1. Bold Administration Claims and Big Numbers: What’s Being Announced
Administration and DHS statements published in late 2025 emphasize sweeping enforcement outcomes, asserting that ICE and related components have removed more than half a million noncitizens and, in some announcements, that over two million people have left the country either through formal removal or voluntary self-deportation in a compressed span [1] [5]. These claims often combine figures from multiple enforcement categories—formal ICE removals, border expulsions, and voluntary departures—into a single headline metric, producing a much larger aggregate number. The DHS messaging is tied to policy milestones and public relations goals and typically appears in end-of-year or campaign-timed releases; these statements present aggregate tallies that are not always comparable to ICE’s line-by-line removal counts [1] [5].
2. ICE’s Published Data and the “Locked” FY2025 Problem
ICE’s own enforcement and removal operations data show that historical datasets were complete only up to December 31, 2024 in many public tables, and ICE described FY2025 data as not finalized or “locked” at various points in 2025, meaning official fiscal-year totals were not available for independent verification at those times [4] [7]. Independent projects that compile deportation data reported partial tallies—one project reported about 528,000 removals as of late July 2025—but explicitly noted these numbers did not cover the entire FY2025 timeframe [3]. The distinction between provisional tallies and final counts is crucial because ongoing case closures, appeals, and data reconciliation can materially change published totals.

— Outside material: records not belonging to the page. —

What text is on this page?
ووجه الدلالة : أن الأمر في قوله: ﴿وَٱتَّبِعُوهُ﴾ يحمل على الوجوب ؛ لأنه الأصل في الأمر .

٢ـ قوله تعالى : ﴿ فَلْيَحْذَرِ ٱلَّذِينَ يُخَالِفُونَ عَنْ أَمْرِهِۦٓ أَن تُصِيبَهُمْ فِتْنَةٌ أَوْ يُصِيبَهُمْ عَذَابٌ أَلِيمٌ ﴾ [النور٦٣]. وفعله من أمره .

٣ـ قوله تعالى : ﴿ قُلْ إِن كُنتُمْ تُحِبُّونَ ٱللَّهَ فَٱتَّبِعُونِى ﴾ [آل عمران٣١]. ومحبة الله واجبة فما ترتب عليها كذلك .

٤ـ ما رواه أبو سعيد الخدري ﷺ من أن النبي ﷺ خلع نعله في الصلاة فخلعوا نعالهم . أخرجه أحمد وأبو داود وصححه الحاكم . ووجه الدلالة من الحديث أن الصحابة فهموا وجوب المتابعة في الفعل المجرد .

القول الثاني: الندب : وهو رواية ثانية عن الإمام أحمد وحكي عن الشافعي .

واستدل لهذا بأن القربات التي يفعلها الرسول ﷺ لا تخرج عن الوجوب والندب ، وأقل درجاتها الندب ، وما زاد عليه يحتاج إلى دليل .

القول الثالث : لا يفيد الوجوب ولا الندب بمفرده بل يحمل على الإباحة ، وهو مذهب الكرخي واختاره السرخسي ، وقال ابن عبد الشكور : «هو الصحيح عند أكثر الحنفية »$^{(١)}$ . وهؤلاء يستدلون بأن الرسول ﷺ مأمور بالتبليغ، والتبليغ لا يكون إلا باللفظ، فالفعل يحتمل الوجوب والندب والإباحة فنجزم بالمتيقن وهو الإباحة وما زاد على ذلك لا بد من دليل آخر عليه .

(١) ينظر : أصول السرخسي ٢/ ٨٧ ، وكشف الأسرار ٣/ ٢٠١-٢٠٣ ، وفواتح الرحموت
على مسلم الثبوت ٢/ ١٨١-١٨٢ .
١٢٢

3. The “Self-Deportation” Factor and How It Inflates Headlines
Several administration claims include large numbers labeled as “self-deportations” or voluntary departures, often presented alongside formal ICE removals to produce totals like two million people out of the country [5] [2]. These voluntary departures are not the same as ICE removals: they can include people who left under varied pressures, Title 42 expulsions, inadmissible encounters at ports of entry, or other DHS processes that are not single-source ICE deportations. Combining these categories without clear attribution produces apples-to-oranges totals that inflate perceived ICE removal performance versus what ICE’s enforcement records alone would show [5] [2].
4. Independent Compilations, Timing, and Methodological Gaps
Third-party compilations and media summaries have produced intermediate estimates—some citing roughly 400,000 formal removals by September 2025, with additional voluntary departures bringing totals higher [2] [3]. These compilations rely on press releases, DHS briefings, and partial ICE tables; they often caution about incomplete reporting windows and differing definitions. Where DHS releases aggregated tallies quickly, outside researchers have flagged a lack of transparent methodology and source breakdowns, making it difficult to reconcile headline claims with case-level removal records. The result is a landscape where multiple plausible numbers coexist, tied to differing definitions and reporting cutoffs [6] [3].
5. Bottom Line: What Can Be Stated as Fact and What Remains Unresolved
Factually, public DHS and allied administration releases assert hundreds of thousands of removals in FY2025, and some communications aggregate voluntary departures to claim over two million people left the United States over months in 2025 [1] [5]. Independent datasets and ICE’s official tables indicate partial removal tallies around 528,000 by mid-2025 but emphasize that FY2025 totals were not finalized and that “removed” vs. “self-deported” are distinct categories [3] [4]. The unresolved elements are the final, reconciled FY2025 ICE removal count, the exact composition of administration “aggregate” figures, and the transparent methodology behind voluntary-departure tallies. To reach a definitive number, wait for ICE’s finalized, locked FY2025 Enforcement and Removal Operations tables and for DHS to publish a clear breakdown of categories that went into its aggregated totals [4] [6] [5].